Il giorno di Natale, come d’obbligo, si passa con la famiglia. E gli amici? Niente paura, si organizzano i “natalini”.

Per primi ci sono i vip milanesi, a lanciare le mode del momento. Poi, a cascata, tutto il resto delle popolazione, impegnata a scimmiottare tendenze che prendono variabilmente piede.

L’ultima moda è organizzare i “natalini”, un modo per festeggiare una ricorrenza religiosa allo stato puro (anche se per molti è un’appuntamento ormai laicizzato) con amici e conoscenti, dal momento che il giorno di Natale lo si passa inderogabilmente in famiglia.

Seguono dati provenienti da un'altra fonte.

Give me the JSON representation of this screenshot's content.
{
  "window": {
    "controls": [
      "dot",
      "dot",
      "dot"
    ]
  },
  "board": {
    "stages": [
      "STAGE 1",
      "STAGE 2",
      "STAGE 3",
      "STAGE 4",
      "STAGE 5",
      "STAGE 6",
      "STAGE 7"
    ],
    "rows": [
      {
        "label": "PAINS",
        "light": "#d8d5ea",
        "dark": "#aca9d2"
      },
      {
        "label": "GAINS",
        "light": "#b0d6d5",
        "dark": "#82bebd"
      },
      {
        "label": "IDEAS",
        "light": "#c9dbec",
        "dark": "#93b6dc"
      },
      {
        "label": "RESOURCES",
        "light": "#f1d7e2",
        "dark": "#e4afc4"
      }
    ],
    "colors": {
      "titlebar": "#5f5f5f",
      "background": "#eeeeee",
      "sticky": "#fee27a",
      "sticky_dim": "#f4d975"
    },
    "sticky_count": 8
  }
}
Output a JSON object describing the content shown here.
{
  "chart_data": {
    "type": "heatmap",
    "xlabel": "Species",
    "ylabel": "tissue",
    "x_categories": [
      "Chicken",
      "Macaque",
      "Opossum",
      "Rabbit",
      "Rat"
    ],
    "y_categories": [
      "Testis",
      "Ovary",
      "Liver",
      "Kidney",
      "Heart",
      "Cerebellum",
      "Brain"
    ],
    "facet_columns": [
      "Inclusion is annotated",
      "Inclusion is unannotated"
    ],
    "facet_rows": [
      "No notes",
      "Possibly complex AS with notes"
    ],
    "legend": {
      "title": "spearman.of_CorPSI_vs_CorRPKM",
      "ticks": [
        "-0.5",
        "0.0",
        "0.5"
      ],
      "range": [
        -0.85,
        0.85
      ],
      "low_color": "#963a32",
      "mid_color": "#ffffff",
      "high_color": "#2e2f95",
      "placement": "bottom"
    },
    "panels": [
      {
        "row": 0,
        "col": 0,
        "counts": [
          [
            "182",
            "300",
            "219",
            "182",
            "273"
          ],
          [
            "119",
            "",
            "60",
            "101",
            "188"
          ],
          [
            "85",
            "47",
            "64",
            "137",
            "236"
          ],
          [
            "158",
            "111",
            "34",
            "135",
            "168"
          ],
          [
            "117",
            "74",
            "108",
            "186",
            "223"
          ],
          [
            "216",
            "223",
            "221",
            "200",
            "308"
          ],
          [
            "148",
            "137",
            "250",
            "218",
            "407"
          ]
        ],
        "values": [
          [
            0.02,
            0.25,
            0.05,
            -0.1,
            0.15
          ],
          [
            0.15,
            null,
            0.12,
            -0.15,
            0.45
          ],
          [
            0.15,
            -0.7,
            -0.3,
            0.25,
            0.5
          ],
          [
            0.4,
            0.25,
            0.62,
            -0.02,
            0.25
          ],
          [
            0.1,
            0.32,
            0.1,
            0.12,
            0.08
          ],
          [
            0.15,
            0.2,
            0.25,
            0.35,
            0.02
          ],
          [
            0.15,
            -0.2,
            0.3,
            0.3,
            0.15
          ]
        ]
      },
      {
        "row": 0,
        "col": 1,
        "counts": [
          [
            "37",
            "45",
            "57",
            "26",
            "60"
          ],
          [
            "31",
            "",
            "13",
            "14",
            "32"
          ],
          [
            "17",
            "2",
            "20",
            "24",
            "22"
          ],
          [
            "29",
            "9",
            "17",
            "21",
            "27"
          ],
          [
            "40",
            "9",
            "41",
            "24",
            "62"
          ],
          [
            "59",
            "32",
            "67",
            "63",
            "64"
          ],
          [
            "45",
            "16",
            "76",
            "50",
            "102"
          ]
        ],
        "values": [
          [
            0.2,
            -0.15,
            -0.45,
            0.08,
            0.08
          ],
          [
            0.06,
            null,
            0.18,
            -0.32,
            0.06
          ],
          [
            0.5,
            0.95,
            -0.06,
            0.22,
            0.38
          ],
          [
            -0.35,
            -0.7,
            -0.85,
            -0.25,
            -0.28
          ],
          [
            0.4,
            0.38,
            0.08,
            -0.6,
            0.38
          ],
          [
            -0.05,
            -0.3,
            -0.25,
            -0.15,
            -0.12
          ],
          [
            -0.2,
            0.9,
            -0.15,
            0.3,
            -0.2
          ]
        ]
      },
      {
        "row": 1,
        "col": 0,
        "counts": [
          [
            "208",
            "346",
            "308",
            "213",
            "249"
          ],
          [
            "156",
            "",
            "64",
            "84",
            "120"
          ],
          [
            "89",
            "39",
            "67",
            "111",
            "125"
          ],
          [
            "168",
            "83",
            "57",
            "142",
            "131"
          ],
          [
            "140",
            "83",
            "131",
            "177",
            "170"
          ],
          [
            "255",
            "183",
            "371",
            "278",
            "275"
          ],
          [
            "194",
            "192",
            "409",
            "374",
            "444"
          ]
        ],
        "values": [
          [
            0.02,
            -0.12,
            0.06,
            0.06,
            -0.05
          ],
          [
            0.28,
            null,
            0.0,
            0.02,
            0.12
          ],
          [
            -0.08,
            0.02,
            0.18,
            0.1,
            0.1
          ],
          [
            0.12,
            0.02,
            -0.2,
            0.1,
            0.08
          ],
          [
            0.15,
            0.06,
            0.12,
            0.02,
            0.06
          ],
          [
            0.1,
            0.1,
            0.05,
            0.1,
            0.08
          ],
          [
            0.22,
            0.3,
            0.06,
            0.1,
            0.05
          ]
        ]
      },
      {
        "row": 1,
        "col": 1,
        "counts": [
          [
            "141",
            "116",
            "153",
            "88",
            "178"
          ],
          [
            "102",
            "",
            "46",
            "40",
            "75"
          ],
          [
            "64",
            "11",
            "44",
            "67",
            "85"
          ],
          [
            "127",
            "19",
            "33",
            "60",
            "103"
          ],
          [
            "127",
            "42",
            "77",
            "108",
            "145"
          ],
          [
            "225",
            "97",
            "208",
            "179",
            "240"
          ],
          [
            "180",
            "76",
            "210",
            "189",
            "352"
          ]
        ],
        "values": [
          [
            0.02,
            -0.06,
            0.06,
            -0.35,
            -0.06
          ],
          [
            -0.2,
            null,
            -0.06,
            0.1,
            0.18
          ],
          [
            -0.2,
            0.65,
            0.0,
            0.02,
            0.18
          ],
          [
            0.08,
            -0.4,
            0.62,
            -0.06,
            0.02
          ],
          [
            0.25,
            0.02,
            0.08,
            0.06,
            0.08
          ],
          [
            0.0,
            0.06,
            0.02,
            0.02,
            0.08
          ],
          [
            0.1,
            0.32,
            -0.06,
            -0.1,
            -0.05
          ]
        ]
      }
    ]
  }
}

Le feste vengono organizzate prima del 24 dicembre, e chi le imbastisce fa a gara tentando di realizzare sapientemente un connubio tra sfarzo ed originalità.

Di sicuro il “natalino” più riuscito (tra i tanti organizzati prevalentemento lo stesso giorno) è stato quello degli stilisti Dolce & Gabbana, in una location dove troneggiavano specialità culinarie siciliane ed arredi che conferivano un effetto “wow” (così lo chiamano).

Party esclusivi sono stati anche organizzati da Zalando e Fontana, in una corsa a chi metteva in piedi l’happening più esclusivo tra dress-code stravaganti e specialità culinarie ricercate, che richiamavano alla tradizione.

Splendide cornici, forme impeccabili, cordialità a gogo e un tripudio di selfie, in occasioni in cui il buonismo ipocrita del “volemose bene” tenta di rubare spazio e desacralizzare il Santo Natale, e cioè un periodo speciale che ci dovrebbe ricordare il perché stiamo al mondo.

Passino i panettoni glassati, i regali originali ed il saltare (presenzialista) da un brindisi all’altro. Ma non scordiamo, in un periodo come questo, il significato profondo della parola Natale, che va ben oltre il semplice volersi bene.